Frequently Asked Questions (FAQs)
1. Which doctor should I visit in case I suffer from unintentional weight loss?
You should visit your general physician in case you suffer from unintentional weight loss. Your doctor will diagnose the cause of weight loss based on your history and after conducting examination and various tests.
2. Why should you consider unintentional weight loss as a serious problem?

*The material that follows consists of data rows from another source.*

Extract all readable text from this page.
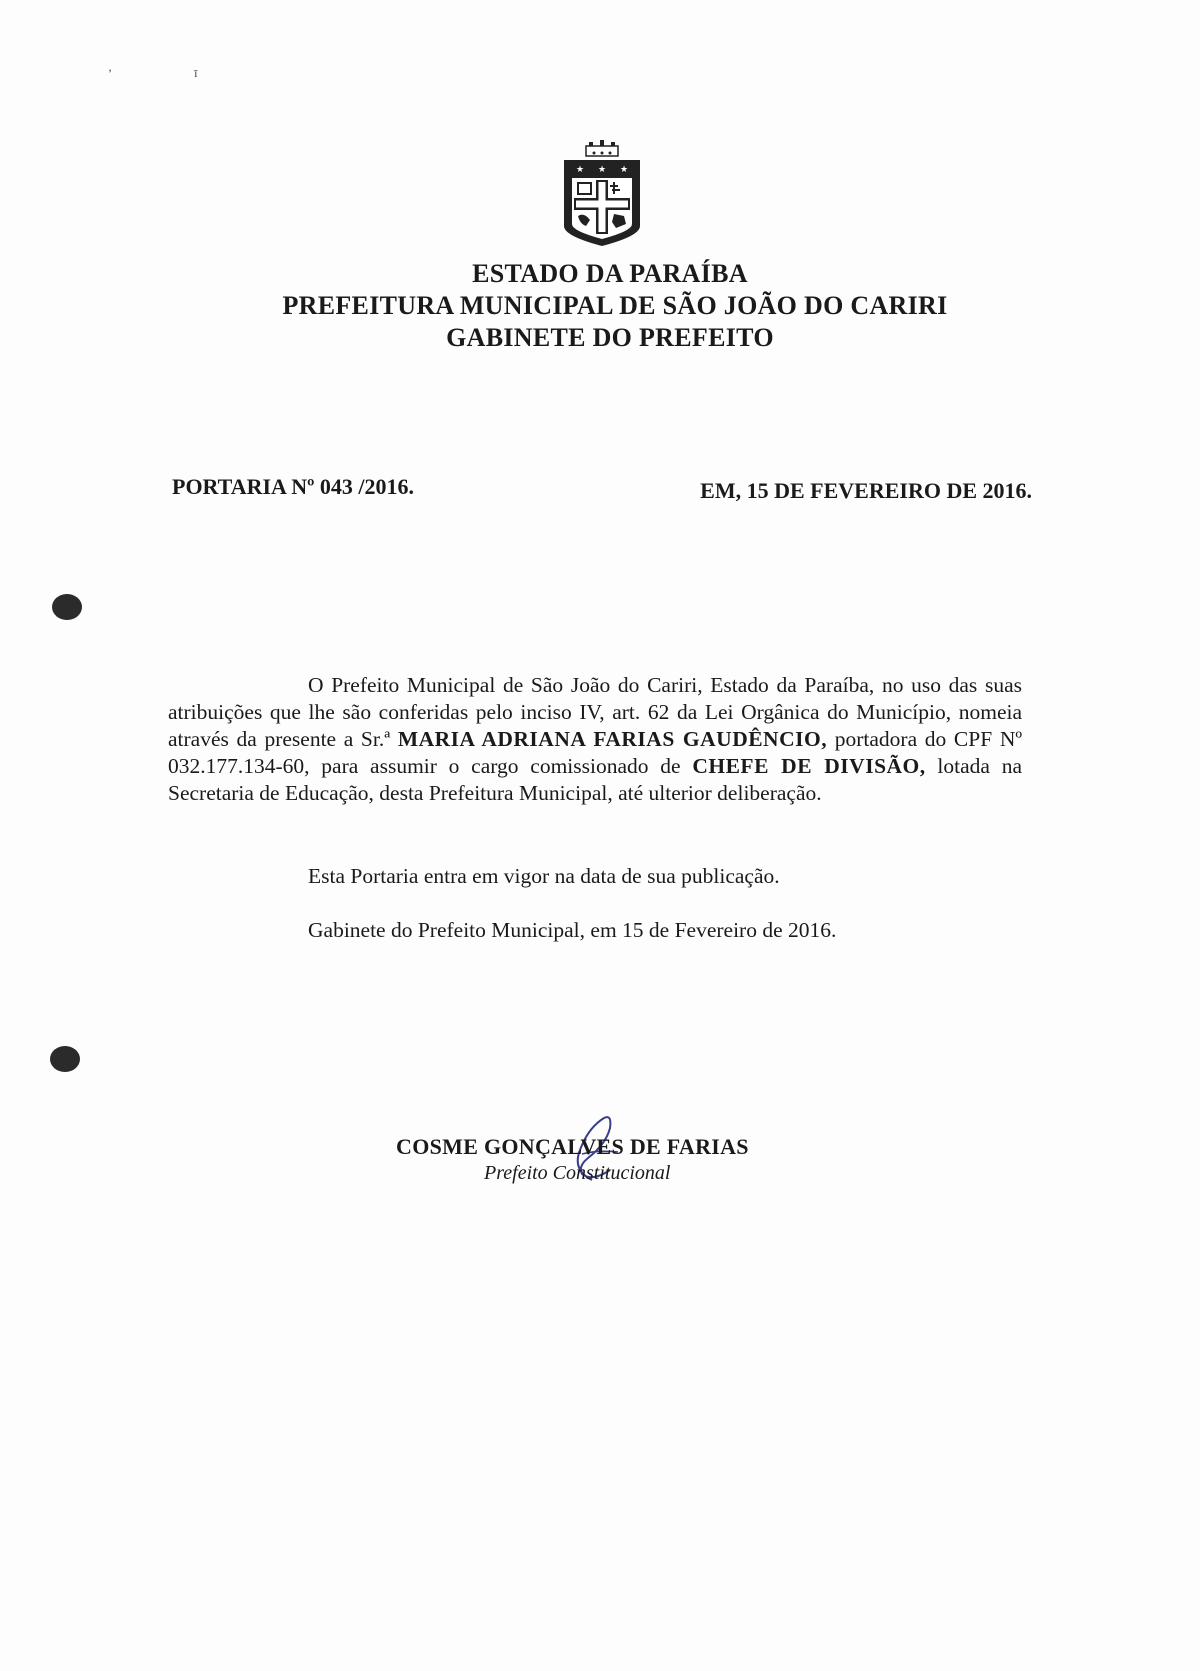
’ ī
★ ★ ★
ESTADO DA PARAÍBA
PREFEITURA MUNICIPAL DE SÃO JOÃO DO CARIRI
GABINETE DO PREFEITO
PORTARIA Nº 043 /2016.	EM, 15 DE FEVEREIRO DE 2016.

O Prefeito Municipal de São João do Cariri, Estado da Paraíba, no uso das suas atribuições que lhe são conferidas pelo inciso IV, art. 62 da Lei Orgânica do Município, nomeia através da presente a Sr.ª MARIA ADRIANA FARIAS GAUDÊNCIO, portadora do CPF Nº 032.177.134-60, para assumir o cargo comissionado de CHEFE DE DIVISÃO, lotada na Secretaria de Educação, desta Prefeitura Municipal, até ulterior deliberação.

Esta Portaria entra em vigor na data de sua publicação.
Gabinete do Prefeito Municipal, em 15 de Fevereiro de 2016.
COSME GONÇALVES DE FARIAS
Prefeito Constitucional
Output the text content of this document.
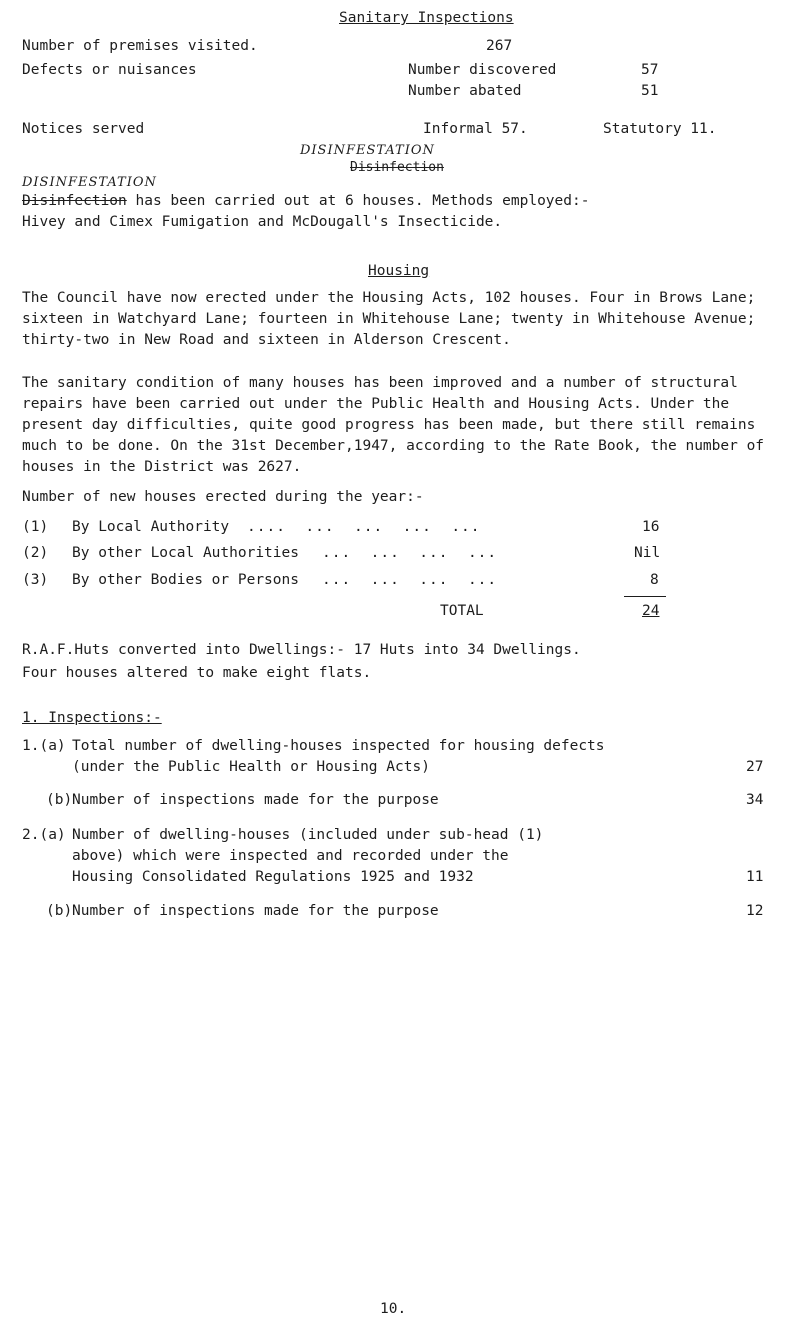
Sanitary Inspections
Number of premises visited.	267
Defects or nuisances	Number discovered	57
Number abated	51
Notices served	Informal 57.	Statutory 11.
DISINFESTATION
Disinfection
DISINFESTATION
Disinfection has been carried out at 6 houses. Methods employed:-
Hivey and Cimex Fumigation and McDougall's Insecticide.
Housing
The Council have now erected under the Housing Acts, 102 houses. Four in Brows Lane; sixteen in Watchyard Lane; fourteen in Whitehouse Lane; twenty in Whitehouse Avenue; thirty-two in New Road and sixteen in Alderson Crescent.
The sanitary condition of many houses has been improved and a number of structural repairs have been carried out under the Public Health and Housing Acts. Under the present day difficulties, quite good progress has been made, but there still remains much to be done. On the 31st December,1947, according to the Rate Book, the number of houses in the District was 2627.
Number of new houses erected during the year:-
(1) By Local Authority ....  ...  ...  ...  ...	16
(2) By other Local Authorities ...  ...  ...  ...	Nil
(3) By other Bodies or Persons ...  ...  ...  ...	8
TOTAL	24
R.A.F.Huts converted into Dwellings:- 17 Huts into 34 Dwellings.
Four houses altered to make eight flats.
1. Inspections:-
1.(a) Total number of dwelling-houses inspected for housing defects
(under the Public Health or Housing Acts)	27
(b) Number of inspections made for the purpose	34
2.(a) Number of dwelling-houses (included under sub-head (1)
above) which were inspected and recorded under the
Housing Consolidated Regulations 1925 and 1932	11
(b) Number of inspections made for the purpose	12
10.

Unintentional weight loss could reflect a serious underlying disease including cancer. Such conditions may be completely cured if treatment is started early. It is therefore necessary not to ignore sudden and unintentional weight loss and detect the underlying problem at the earliest to reduce complications.
Reference:1. Stajkovic S, Aitken EM, Holroyd-Leduc J. CMAJ March 8, 2011 vol. 183 no. 4 443-449
2. Bouras EP, Lange SM, Scolapio JS. Rational Approach to Patients With Unintentional Weight Loss. Mayo Clin Proc. 2001;76:923-929
3. Huffman GB. Evaluating and Treating Unintentional Weight Loss in the Elderly. Am Fam Physician. 2002 Feb 15;65(4):640-651.